A l’appel du collectif “Pas de bébés à la consigne“, qui réunit plusieurs dizaines de syndicats et associations de professionnels du secteur de la petite enfance, plusieurs crèches étaient fermées ce jeudi 11 mars. Cette grève était destinée à mobiliser professionnels et parents contre un projet de loi assouplissant les conditions d’encadrement dans les crèches.
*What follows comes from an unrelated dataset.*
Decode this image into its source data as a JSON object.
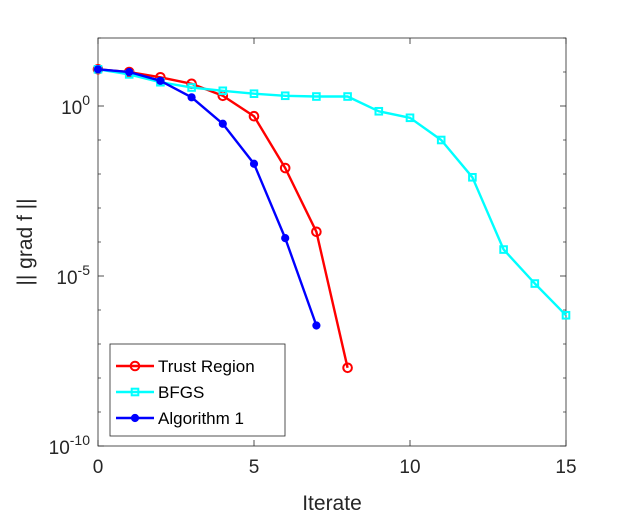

D’après un communiqué du collectif, il y a eu plus de “50 % de grévistes dans toute la France, des centaines et des centaines d’établissement fermés, 8000 à 10 000 manifestant-e-s à Paris, des centaines et des centaines dans chaque ville lors de plusieurs dizaines de rassemblements en province. Du jamais vu dans le secteur de la petite enfance.“
Les grévistes protestaient contre les propositions du futur décret sur les modes d’accueil collectif. Mesures qui tendent à assouplir les conditions d’accueil pour offrir plus de places
L’une des mesures les plus controversées consiste à réduire de 50 % à 40 % la proportion de professionnels très qualifiés (puéricultrices, auxiliaires de puériculture, éducateurs de jeunes enfants) dans les établissements d’accueil des moins de 6 ans. Pour les 60 % restants, un CAP petite enfance ou un BEP carrières sanitaires et sociales, avec trois ans d’expérience devraient suffire. Par ailleurs, selon le collectif, le texte prévoit l’assouplissement des capacités d’accueil : “un établissement de 60 places pourra accueillir certains jours jusqu’à 72 enfants“. Et ce, sans augmentation d’effectif et dans au sein des mêmes locaux. Pour le collectif, cela constitue “une dégradation des conditions d’accueil“. Enfin, la création expérimentale de jardins d’éveil, qui devraient accueillir les enfants entre 2 et 3 ans, sera autorisée. Ces jardins d’éveil constituent en quelque sorte une transition entre la crèche et la maternelle. Le taux d’encadrement de ces jardons serait d’un adulte pour 8 à 12 enfants, alors qu’actuellement, ce taux est d’un pour 8 enfants du même âge dans les crèches.Pour le collectif, “les mesures et projets gouvernementaux concernant les modes d”accueil et l’école maternelle convergent, en dépit des annonces ministérielles, vers une dégradation des dispositifs existants, au détriment des attentes des familles et des besoins fondamentaux des enfants“.Autre sujet de discorde, l’autorisation faite aux assistantes maternelles d’accueillir chez elles 4 enfants (au lieu de 3 actuellement) et de se regrouper au sein de structures collectives dont le mode de fonctionnement ne serait ni réglementé, ni encadré. Le message du collectif vis-à-vis de ces mesures est clair : “Plus d’enfants confiés à des équipes moins qualifiées, c’est moins de disponibilité et d’attention, plus d’insécurité matérielle et affective pour chaque enfant, plus de stress pour les professionnel-les ! (…). Non à la grande braderie des modes d’accueil, non aux modes “discount“ de garde “low cost“ !“. Par leur mouvement de grève, les professionnels et parents mobilisés entendent lutter contre et pour “la reconnaissance de la spécificité des besoins d’enfants de moins de 3 ans lors de leur accueil en dehors du milieu familial et en collectivité, conformément aux connaissances scientifiques et pratiques acquises depuis 30 ans : à savoir la nécessité d’assurer au sein du groupe d’enfants un accompagnement en mesure de soutenir le développement singulier de chaque enfant“.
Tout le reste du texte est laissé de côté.